Citigroup's doomed attempt to erase the past

The bank slaps a blogger for posting a company report in February 2009. What's it trying to hide?

Published September 24, 2010 9:13PM (EDT)

Citigroup CEO Vikram Pandit
Citigroup CEO Vikram Pandit

Doug Henwood, editor of the Left Business Observer, reports in his blog today that Wordpress temporarily froze his posting privileges after he received a DMCA (Digital Millenium Copyright Act) takedown notice from Citigroup concerning a proprietary research report he had posted in February 2009. (Hat tip, Brad DeLong.)

The report was an analysis of the Treasury's proposed bank capital requirements in the run-up to the stress tests. Citi's conclusion -- and I think even the DMCA allows me to quote a phrase this brief from the doc -- was that "the US government is following a relatively bank-friendly, investor-friendly approach." So there you have it, just for the record.

You might think that Citigroup's lawyers would have better things to do than pursue charges of intellectual property violations against bloggers. But the company got what it wanted. The file has been deleted.

However, let's make sure the collective memory of the blogosphere as to Citigroup-related events that occurred during February 2009 does not disappear so easily.

February 2009 was not a month that Citigroup executives remember fondly, one imagines. During congressional testimony, Citigroup CEO Vikram Pandit pledged to accept a salary of only $1 that year, mindful of public outrage at exorbitantly compensated financial institution executives. Former Chairman of the Board Sanford Weill had to give up use of one of the company's five corporate jets, which he had been employing for such trifles as flying his family to Mexico for vacation.

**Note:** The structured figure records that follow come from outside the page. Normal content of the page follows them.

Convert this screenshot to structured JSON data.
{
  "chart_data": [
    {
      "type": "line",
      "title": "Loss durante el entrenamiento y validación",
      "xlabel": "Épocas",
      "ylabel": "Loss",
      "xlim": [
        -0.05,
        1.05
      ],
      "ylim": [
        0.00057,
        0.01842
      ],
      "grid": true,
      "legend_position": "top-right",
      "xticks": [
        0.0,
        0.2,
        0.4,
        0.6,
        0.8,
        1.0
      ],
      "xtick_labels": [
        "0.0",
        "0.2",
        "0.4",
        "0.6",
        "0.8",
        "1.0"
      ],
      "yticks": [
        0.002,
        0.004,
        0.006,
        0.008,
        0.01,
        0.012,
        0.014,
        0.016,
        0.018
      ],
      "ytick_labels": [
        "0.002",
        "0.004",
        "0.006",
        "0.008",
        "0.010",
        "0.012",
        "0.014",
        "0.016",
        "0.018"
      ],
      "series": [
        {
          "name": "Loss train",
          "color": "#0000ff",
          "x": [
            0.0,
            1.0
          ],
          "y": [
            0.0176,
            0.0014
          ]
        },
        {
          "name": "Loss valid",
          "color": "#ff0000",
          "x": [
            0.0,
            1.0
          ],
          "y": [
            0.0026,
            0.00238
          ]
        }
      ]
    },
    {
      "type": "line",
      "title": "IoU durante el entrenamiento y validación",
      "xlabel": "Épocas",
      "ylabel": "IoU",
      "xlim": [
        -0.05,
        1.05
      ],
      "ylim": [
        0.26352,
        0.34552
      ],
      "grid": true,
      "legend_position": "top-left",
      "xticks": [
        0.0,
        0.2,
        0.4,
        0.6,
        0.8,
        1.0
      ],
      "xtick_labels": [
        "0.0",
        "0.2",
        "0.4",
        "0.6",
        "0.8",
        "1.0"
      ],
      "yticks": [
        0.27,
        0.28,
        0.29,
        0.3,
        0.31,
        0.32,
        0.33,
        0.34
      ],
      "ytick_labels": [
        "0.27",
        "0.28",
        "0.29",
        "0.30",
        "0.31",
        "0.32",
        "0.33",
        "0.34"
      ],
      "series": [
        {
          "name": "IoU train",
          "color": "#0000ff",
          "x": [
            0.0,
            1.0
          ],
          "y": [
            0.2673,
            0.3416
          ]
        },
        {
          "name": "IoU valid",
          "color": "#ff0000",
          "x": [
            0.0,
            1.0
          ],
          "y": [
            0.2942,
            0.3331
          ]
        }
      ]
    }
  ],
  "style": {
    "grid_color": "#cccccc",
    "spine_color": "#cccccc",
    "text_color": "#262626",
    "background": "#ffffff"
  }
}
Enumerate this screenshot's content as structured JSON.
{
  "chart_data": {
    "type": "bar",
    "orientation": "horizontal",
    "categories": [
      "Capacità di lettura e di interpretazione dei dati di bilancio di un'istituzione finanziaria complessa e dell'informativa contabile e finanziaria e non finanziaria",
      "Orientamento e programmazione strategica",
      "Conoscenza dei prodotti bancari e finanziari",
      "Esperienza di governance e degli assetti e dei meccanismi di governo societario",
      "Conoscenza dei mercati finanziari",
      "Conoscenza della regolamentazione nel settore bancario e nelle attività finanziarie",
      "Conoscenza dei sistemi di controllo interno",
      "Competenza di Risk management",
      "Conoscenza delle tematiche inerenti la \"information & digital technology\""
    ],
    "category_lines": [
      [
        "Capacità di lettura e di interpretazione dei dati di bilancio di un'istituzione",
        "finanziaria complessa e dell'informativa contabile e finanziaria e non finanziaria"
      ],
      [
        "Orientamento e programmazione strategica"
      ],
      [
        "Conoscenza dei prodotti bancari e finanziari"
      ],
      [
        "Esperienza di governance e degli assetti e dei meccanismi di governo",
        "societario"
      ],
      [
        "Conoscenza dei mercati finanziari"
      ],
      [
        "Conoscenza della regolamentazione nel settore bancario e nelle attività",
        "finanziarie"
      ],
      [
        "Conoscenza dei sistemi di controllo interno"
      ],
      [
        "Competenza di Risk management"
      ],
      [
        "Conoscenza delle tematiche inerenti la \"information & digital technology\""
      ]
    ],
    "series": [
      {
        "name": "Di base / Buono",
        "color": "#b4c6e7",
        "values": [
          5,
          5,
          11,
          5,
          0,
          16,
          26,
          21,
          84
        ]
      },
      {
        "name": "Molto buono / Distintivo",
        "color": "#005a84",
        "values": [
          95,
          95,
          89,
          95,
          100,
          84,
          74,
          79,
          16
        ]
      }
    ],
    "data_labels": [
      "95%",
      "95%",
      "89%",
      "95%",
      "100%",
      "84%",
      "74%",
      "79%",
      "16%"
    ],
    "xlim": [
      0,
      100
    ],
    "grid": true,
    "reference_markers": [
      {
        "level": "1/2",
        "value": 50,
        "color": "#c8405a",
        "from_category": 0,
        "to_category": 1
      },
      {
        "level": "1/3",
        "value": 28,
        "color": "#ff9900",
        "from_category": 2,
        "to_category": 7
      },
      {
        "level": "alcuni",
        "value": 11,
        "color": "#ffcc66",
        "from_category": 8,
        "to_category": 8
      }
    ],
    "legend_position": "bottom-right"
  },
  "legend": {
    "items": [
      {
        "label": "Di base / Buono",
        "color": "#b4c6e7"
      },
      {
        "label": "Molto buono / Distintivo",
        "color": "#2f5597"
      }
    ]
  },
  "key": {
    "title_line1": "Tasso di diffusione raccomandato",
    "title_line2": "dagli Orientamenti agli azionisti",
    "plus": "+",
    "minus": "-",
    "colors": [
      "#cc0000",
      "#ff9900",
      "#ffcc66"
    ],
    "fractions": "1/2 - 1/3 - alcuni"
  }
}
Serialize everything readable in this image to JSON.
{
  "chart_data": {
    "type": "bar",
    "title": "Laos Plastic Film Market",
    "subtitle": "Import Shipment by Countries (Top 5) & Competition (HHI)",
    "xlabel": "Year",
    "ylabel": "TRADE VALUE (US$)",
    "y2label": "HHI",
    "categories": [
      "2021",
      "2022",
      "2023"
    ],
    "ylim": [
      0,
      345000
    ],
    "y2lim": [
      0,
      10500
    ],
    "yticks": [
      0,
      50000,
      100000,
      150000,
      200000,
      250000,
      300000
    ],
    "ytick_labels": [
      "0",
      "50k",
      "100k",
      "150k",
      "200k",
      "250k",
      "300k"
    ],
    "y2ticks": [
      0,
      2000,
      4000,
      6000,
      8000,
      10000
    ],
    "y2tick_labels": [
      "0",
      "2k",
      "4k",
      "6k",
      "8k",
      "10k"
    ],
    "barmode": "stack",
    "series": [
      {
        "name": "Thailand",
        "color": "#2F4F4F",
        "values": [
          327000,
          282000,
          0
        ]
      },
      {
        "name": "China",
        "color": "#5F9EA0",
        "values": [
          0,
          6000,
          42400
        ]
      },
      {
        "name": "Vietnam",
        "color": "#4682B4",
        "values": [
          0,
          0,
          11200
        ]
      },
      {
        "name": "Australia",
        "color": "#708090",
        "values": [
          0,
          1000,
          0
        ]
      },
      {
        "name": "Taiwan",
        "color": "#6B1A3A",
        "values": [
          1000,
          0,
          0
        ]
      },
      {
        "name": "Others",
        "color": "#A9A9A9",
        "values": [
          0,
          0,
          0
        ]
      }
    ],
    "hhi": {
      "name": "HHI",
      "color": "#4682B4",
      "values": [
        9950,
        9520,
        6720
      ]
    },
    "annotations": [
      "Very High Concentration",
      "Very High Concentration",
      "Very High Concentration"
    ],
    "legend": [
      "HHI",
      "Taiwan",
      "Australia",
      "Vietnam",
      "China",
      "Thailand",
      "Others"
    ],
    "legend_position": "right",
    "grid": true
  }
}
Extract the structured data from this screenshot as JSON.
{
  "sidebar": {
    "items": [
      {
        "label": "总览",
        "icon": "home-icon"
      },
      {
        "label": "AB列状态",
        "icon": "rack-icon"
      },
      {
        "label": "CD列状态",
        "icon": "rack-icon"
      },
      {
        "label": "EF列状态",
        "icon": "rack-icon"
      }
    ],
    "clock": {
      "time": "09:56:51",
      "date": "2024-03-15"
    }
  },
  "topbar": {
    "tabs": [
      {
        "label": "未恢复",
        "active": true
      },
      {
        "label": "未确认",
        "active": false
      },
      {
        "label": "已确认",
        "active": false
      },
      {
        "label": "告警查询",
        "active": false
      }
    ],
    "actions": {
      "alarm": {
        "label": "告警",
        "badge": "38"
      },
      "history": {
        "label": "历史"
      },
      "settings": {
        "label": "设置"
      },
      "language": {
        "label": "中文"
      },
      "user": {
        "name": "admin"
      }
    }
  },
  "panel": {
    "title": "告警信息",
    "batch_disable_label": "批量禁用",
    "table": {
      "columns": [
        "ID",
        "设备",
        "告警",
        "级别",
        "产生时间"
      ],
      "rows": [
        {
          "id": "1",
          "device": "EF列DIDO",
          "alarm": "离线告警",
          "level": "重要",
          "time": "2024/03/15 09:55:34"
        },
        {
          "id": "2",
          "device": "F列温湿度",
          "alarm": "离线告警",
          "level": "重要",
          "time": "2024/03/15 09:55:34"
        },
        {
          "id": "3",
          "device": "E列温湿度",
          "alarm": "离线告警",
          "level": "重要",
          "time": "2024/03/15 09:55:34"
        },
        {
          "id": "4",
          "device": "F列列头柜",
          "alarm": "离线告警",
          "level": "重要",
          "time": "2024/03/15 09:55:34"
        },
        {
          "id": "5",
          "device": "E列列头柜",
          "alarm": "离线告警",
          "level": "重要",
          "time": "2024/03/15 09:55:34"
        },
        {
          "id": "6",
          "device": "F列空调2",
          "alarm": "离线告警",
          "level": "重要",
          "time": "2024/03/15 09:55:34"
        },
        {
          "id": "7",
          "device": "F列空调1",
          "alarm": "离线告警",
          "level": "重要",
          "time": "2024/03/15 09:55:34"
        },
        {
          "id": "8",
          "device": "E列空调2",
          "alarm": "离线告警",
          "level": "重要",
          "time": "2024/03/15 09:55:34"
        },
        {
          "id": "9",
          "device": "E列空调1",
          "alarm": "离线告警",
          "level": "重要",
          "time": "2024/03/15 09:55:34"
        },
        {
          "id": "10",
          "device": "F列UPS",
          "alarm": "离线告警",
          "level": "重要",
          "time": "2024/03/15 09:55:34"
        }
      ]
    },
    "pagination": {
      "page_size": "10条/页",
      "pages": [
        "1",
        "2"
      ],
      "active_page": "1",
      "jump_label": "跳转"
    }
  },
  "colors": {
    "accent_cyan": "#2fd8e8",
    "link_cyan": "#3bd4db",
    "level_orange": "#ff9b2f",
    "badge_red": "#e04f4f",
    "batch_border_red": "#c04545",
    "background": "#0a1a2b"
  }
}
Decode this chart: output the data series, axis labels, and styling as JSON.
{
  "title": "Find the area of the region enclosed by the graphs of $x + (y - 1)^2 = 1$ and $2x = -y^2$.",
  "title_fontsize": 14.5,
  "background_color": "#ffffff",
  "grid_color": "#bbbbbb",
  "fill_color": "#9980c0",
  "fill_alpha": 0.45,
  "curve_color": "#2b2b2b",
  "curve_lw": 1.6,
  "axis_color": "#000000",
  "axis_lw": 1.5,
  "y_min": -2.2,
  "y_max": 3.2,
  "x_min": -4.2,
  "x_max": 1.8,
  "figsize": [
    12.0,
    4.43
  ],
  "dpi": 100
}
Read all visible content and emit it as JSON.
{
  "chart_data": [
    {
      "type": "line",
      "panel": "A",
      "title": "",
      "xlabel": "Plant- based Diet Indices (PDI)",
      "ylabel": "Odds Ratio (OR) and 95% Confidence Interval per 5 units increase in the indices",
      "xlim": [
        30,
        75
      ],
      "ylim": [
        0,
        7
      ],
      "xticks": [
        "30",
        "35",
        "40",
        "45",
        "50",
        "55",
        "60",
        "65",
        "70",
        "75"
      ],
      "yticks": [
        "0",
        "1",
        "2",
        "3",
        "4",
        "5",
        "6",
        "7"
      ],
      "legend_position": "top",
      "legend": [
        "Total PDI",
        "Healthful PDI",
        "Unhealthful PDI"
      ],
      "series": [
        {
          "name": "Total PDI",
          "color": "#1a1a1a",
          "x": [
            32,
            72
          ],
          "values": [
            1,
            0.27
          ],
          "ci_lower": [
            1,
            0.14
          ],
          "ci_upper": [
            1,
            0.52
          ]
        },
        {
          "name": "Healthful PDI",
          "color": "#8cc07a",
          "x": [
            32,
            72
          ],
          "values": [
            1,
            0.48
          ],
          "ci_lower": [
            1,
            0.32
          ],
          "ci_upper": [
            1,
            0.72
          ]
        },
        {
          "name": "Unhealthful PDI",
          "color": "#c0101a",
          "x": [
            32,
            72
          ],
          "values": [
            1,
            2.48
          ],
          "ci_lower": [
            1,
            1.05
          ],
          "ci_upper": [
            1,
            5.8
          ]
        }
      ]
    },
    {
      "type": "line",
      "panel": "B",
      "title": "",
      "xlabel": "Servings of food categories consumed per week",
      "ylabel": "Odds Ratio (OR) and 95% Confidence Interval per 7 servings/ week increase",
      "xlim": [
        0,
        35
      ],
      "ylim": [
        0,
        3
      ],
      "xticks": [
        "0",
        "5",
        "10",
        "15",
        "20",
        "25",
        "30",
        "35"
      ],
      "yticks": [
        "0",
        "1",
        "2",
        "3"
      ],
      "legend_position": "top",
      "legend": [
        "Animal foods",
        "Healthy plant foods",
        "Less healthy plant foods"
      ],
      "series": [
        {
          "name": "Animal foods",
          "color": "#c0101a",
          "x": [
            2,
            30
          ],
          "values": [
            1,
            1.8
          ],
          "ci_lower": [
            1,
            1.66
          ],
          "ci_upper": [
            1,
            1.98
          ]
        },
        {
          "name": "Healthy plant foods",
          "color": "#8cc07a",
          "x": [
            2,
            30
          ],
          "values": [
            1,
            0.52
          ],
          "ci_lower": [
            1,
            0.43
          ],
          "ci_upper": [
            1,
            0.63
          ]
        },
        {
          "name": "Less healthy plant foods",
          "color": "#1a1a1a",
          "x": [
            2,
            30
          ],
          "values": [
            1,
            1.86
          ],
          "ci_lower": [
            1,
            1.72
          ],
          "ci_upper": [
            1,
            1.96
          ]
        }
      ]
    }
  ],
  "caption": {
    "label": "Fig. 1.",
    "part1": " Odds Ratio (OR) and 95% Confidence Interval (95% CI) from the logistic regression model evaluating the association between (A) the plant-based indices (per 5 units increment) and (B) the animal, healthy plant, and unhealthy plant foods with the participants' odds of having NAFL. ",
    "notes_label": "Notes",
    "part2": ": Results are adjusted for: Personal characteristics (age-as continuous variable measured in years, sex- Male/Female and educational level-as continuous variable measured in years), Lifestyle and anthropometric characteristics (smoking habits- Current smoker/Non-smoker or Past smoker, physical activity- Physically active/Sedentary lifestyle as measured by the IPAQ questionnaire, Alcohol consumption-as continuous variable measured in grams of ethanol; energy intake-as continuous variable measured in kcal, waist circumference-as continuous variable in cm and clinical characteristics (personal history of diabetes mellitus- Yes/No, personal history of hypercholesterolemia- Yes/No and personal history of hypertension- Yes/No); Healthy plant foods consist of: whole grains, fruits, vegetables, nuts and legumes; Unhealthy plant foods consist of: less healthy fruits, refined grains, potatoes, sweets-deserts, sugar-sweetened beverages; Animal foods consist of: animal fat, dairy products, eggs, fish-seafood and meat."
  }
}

Public opprobrium also forced Citigroup to cancel a big convention in Atlanta and a trip to Bermuda for employees of its Primerica subsidiary.

But most embarrassing of all, Citigroup's imploding finances resulted in the U.S. government announcing, on Feb. 27, that it would increase its ownership stake in the financial institution from 8 percent to 36 percent by converting $25 billion worth of preferred shares into common stock. At that point, after injecting a total of $45 billion into Citigroup (and providing numerous other backstops), U.S. taxpayers were the single largest stakeholder in the company.

Which means, come to think of it, that Doug Henwood was a part owner of Citigroup in February 2009. Shouldn't that have insulated him from charges of intellectual property theft?